Cet épisode a été suivi d’une autre polémique : les opposants à la réforme ont en effet mis en ligne la vidéo d’une conférence donnée par l’archevêque en 2022, alors qu’il était évêque de Shamshabad, dans l’Etat de Telangana. Le prélat développait l’idée selon laquelle les catholiques syro-malabars devaient défendre leur identité coûte que coûte et ne pas rejoindre le rite latin.
Une conférence qui a créé, comme on s’en doute, un certain émoi au sein des catholiques latins qui estiment que Mgr Thattil dénigre la contribution des missionnaires, notamment portugais, dans l’essor du christianisme au pays des maharajas. Au point que les responsables de la communication de l’Eglise syro-malabare ont du se livrer à un rétropédalage en règle pour justifier les propos de l’archevêque qui auraient été prononcés dans un contexte particulier.

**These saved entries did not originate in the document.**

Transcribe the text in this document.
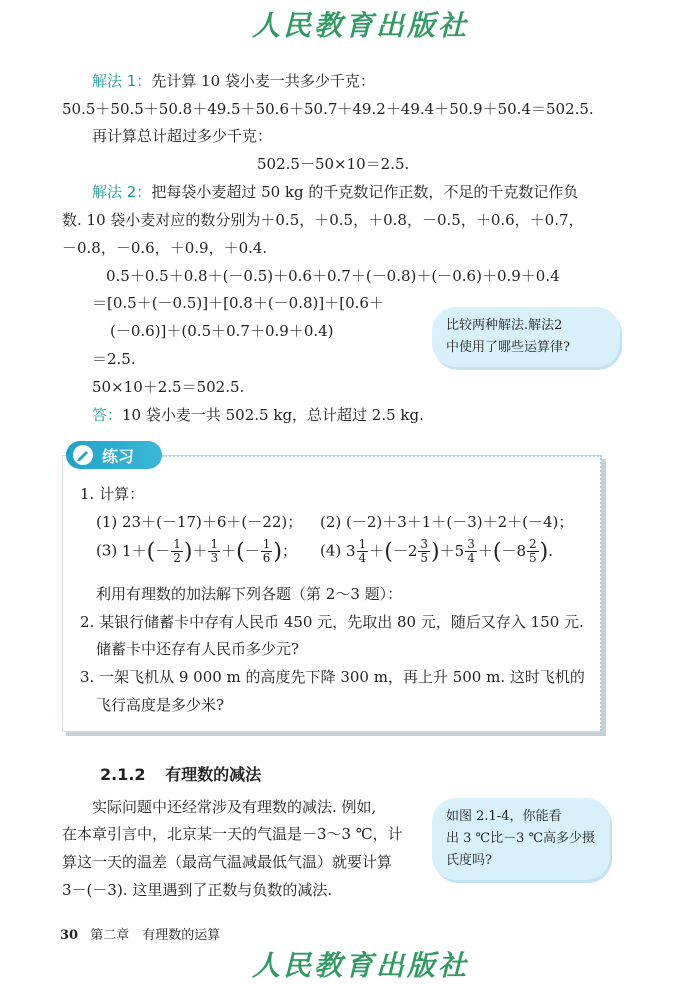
人民教育出版社
解法 1：先计算 10 袋小麦一共多少千克：
50.5＋50.5＋50.8＋49.5＋50.6＋50.7＋49.2＋49.4＋50.9＋50.4＝502.5.
再计算总计超过多少千克：
502.5－50×10＝2.5.
解法 2：把每袋小麦超过 50 kg 的千克数记作正数，不足的千克数记作负
数. 10 袋小麦对应的数分别为＋0.5，＋0.5，＋0.8，－0.5，＋0.6，＋0.7，
－0.8，－0.6，＋0.9，＋0.4.
0.5＋0.5＋0.8＋(－0.5)＋0.6＋0.7＋(－0.8)＋(－0.6)＋0.9＋0.4
＝[0.5＋(－0.5)]＋[0.8＋(－0.8)]＋[0.6＋
(－0.6)]＋(0.5＋0.7＋0.9＋0.4)
＝2.5.
50×10＋2.5＝502.5.
答：10 袋小麦一共 502.5 kg，总计超过 2.5 kg.
比较两种解法.解法2
中使用了哪些运算律?
练习
1. 计算：
(1) 23＋(－17)＋6＋(－22)； (2) (－2)＋3＋1＋(－3)＋2＋(－4)；
(3) $1+(- \frac{1}{2}$ )＋ $\frac{1}{3}$ ＋(－ $\frac{1}{6}$ )； (4) $3 \frac{1}{4} +(-2 \frac{3}{5} )+5 \frac{3}{4} +(-8 \frac{2}{5}$ ).
利用有理数的加法解下列各题（第 2～3 题）：
2. 某银行储蓄卡中存有人民币 450 元，先取出 80 元，随后又存入 150 元.
储蓄卡中还存有人民币多少元?
3. 一架飞机从 9 000 m 的高度先下降 300 m，再上升 500 m. 这时飞机的
飞行高度是多少米?
2.1.2 有理数的减法
实际问题中还经常涉及有理数的减法. 例如,
在本章引言中，北京某一天的气温是－3～3 ℃，计
算这一天的温差（最高气温减最低气温）就要计算
3－(－3). 这里遇到了正数与负数的减法.
如图 2.1-4，你能看
出 3 ℃比－3 ℃高多少摄
氏度吗?
30 第二章　有理数的运算
人民教育出版社
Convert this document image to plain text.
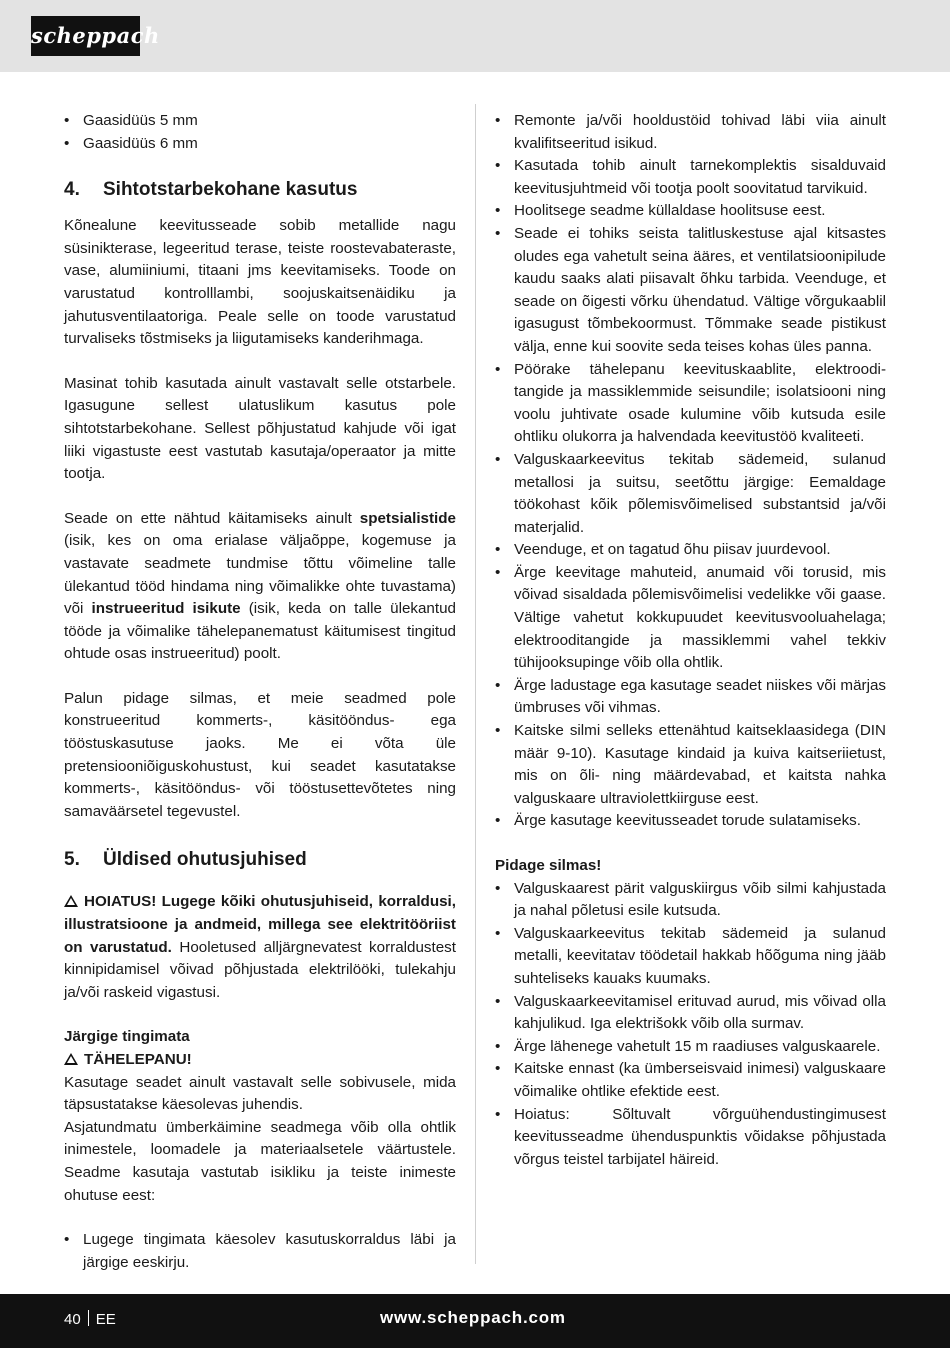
scheppach
• Gaasidüüs 5 mm
• Gaasidüüs 6 mm
4. Sihtotstarbekohane kasutus

Kõnealune keevitusseade sobib metallide nagu süsinikterase, legeeritud terase, teiste roostevabateraste, vase, alumiiniumi, titaani jms keevitamiseks. Toode on varustatud kontrolllambi, soojuskaitsenäidiku ja jahutusventilaatoriga. Peale selle on toode varustatud turvaliseks tõstmiseks ja liigutamiseks kanderihmaga.

Masinat tohib kasutada ainult vastavalt selle otstarbele. Igasugune sellest ulatuslikum kasutus pole sihtotstarbekohane. Sellest põhjustatud kahjude või igat liiki vigastuste eest vastutab kasutaja/operaator ja mitte tootja.

Seade on ette nähtud käitamiseks ainult spetsialistide (isik, kes on oma erialase väljaõppe, kogemuse ja vastavate seadmete tundmise tõttu võimeline talle ülekantud tööd hindama ning võimalikke ohte tuvastama) või instrueeritud isikute (isik, keda on talle ülekantud tööde ja võimalike tähelepanematust käitumisest tingitud ohtude osas instrueeritud) poolt.

Palun pidage silmas, et meie seadmed pole konstrueeritud kommerts-, käsitööndus- ega tööstuskasutuse jaoks. Me ei võta üle pretensiooniõiguskohustust, kui seadet kasutatakse kommerts-, käsitööndus- või tööstusettevõtetes ning samaväärsetel tegevustel.

5. Üldised ohutusjuhised

HOIATUS! Lugege kõiki ohutusjuhiseid, korraldusi, illustratsioone ja andmeid, millega see elektritööriist on varustatud. Hooletused alljärgnevatest korraldustest kinnipidamisel võivad põhjustada elektrilööki, tulekahju ja/või raskeid vigastusi.

Järgige tingimata

TÄHELEPANU!

Kasutage seadet ainult vastavalt selle sobivusele, mida täpsustatakse käesolevas juhendis.

Asjatundmatu ümberkäimine seadmega võib olla ohtlik inimestele, loomadele ja materiaalsetele väärtustele. Seadme kasutaja vastutab isikliku ja teiste inimeste ohutuse eest:

• Lugege tingimata käesolev kasutuskorraldus läbi ja järgige eeskirju.
• Remonte ja/või hooldustöid tohivad läbi viia ainult kvalifitseeritud isikud.
• Kasutada tohib ainult tarnekomplektis sisalduvaid keevitusjuhtmeid või tootja poolt soovitatud tarvikuid.
• Hoolitsege seadme küllaldase hoolitsuse eest.
• Seade ei tohiks seista talitluskestuse ajal kitsastes oludes ega vahetult seina ääres, et ventilatsioonipilude kaudu saaks alati piisavalt õhku tarbida. Veenduge, et seade on õigesti võrku ühendatud. Vältige võrgukaablil igasugust tõmbekoormust. Tõmmake seade pistikust välja, enne kui soovite seda teises kohas üles panna.
• Pöörake tähelepanu keevituskaablite, elektrooditangide ja massiklemmide seisundile; isolatsiooni ning voolu juhtivate osade kulumine võib kutsuda esile ohtliku olukorra ja halvendada keevitustöö kvaliteeti.
• Valguskaarkeevitus tekitab sädemeid, sulanud metallosi ja suitsu, seetõttu järgige: Eemaldage töökohast kõik põlemisvõimelised substantsid ja/või materjalid.
• Veenduge, et on tagatud õhu piisav juurdevool.
• Ärge keevitage mahuteid, anumaid või torusid, mis võivad sisaldada põlemisvõimelisi vedelikke või gaase. Vältige vahetut kokkupuudet keevitusvooluahelaga; elektrooditangide ja massiklemmi vahel tekkiv tühijooksupinge võib olla ohtlik.
• Ärge ladustage ega kasutage seadet niiskes või märjas ümbruses või vihmas.
• Kaitske silmi selleks ettenähtud kaitseklaasidega (DIN määr 9-10). Kasutage kindaid ja kuiva kaitseriietust, mis on õli- ning määrdevabad, et kaitsta nahka valguskaare ultraviolettkiirguse eest.
• Ärge kasutage keevitusseadet torude sulatamiseks.

Pidage silmas!

• Valguskaarest pärit valguskiirgus võib silmi kahjustada ja nahal põletusi esile kutsuda.
• Valguskaarkeevitus tekitab sädemeid ja sulanud metalli, keevitatav töödetail hakkab hõõguma ning jääb suhteliseks kauaks kuumaks.
• Valguskaarkeevitamisel erituvad aurud, mis võivad olla kahjulikud. Iga elektrišokk võib olla surmav.
• Ärge lähenege vahetult 15 m raadiuses valguskaarele.
• Kaitske ennast (ka ümberseisvaid inimesi) valguskaare võimalike ohtlike efektide eest.
• Hoiatus: Sõltuvalt võrguühendustingimusest keevitusseadme ühenduspunktis võidakse põhjustada võrgus teistel tarbijatel häireid.
40 EE	www.scheppach.com
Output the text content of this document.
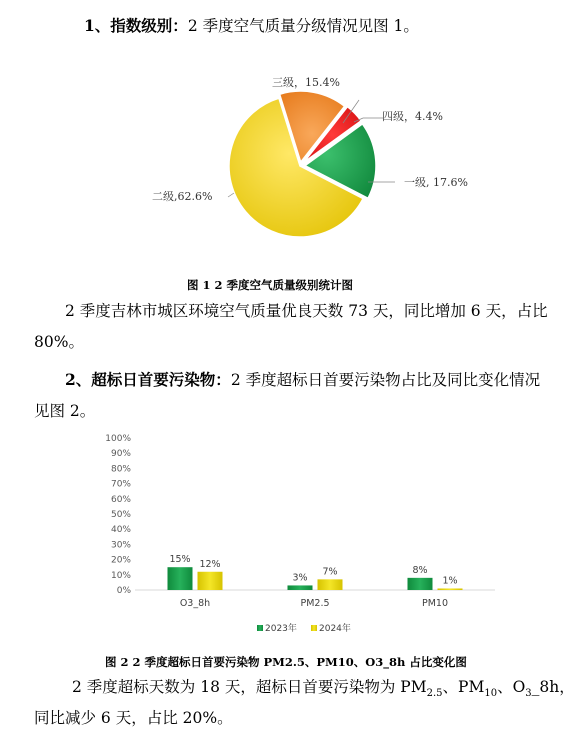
1、指数级别：2 季度空气质量分级情况见图 1。
一级, 17.6%
二级,62.6%
三级，15.4%
四级，4.4%
图 1 2 季度空气质量级别统计图
2 季度吉林市城区环境空气质量优良天数 73 天，同比增加 6 天，占比
80%。
2、超标日首要污染物：2 季度超标日首要污染物占比及同比变化情况
见图 2。
0%
10%
20%
30%
40%
50%
60%
70%
80%
90%
100%
15% 12%
3%
7%	8%
1%
O3_8h	PM2.5	PM10
2023年 2024年
图 2 2 季度超标日首要污染物 PM2.5、PM10、O3_8h 占比变化图
2 季度超标天数为 18 天，超标日首要污染物为 $PM_{2.5}$、$PM_{10}$、$O_3\_8h$，
同比减少 6 天，占比 20%。
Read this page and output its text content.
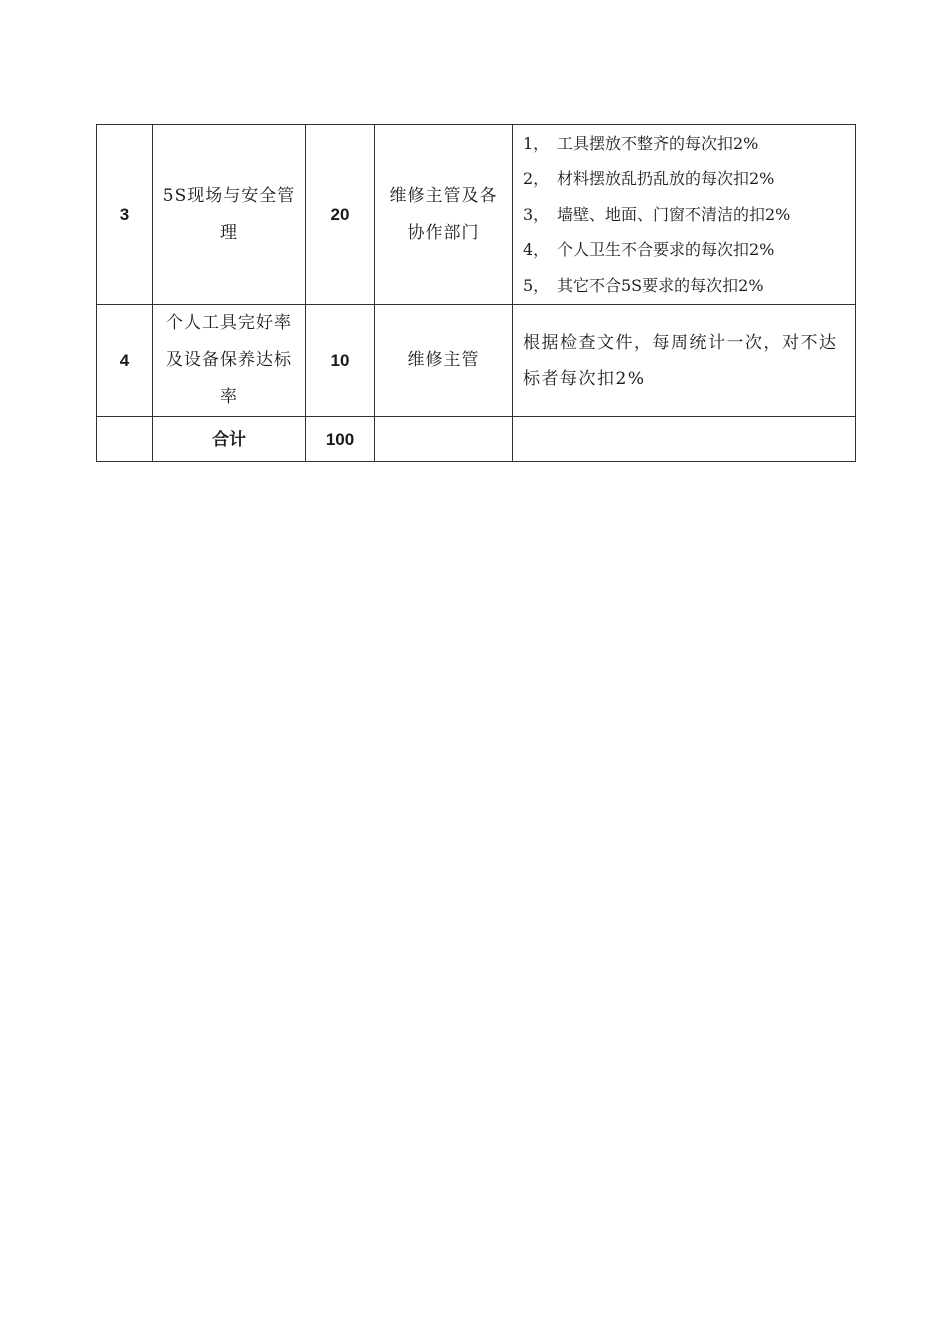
3	5S现场与安全管理	20	维修主管及各协作部门	1， 工具摆放不整齐的每次扣2%
2， 材料摆放乱扔乱放的每次扣2%
3， 墙壁、地面、门窗不清洁的扣2%
4， 个人卫生不合要求的每次扣2%
5， 其它不合5S要求的每次扣2%

4	个人工具完好率及设备保养达标率	10	维修主管	根据检查文件，每周统计一次，对不达标者每次扣2%

	合计	100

Une maladresse d’autant plus malvenue que le prélat à la tête de l’Eglise syro-malabare exerce aussi sa juridiction sur les fidèles syro-malabars de la diaspora présents aux Etats-Unis, au Canada, en Grande-Bretagne, en Australie et en Nouvelle-Zélande, et qui, faute de prêtres idoines, assistent le dimanche à la messe célébrée par les latins.
La position de Mgr Raphaël Thattil sort donc fragilisée de la séquence du mois de janvier, même si certains membres de son clergé veulent encore croire qu’il parviendra à rassembler les fidèles et unir les cœurs. Mission impossible ? Les mois qui viennent le diront.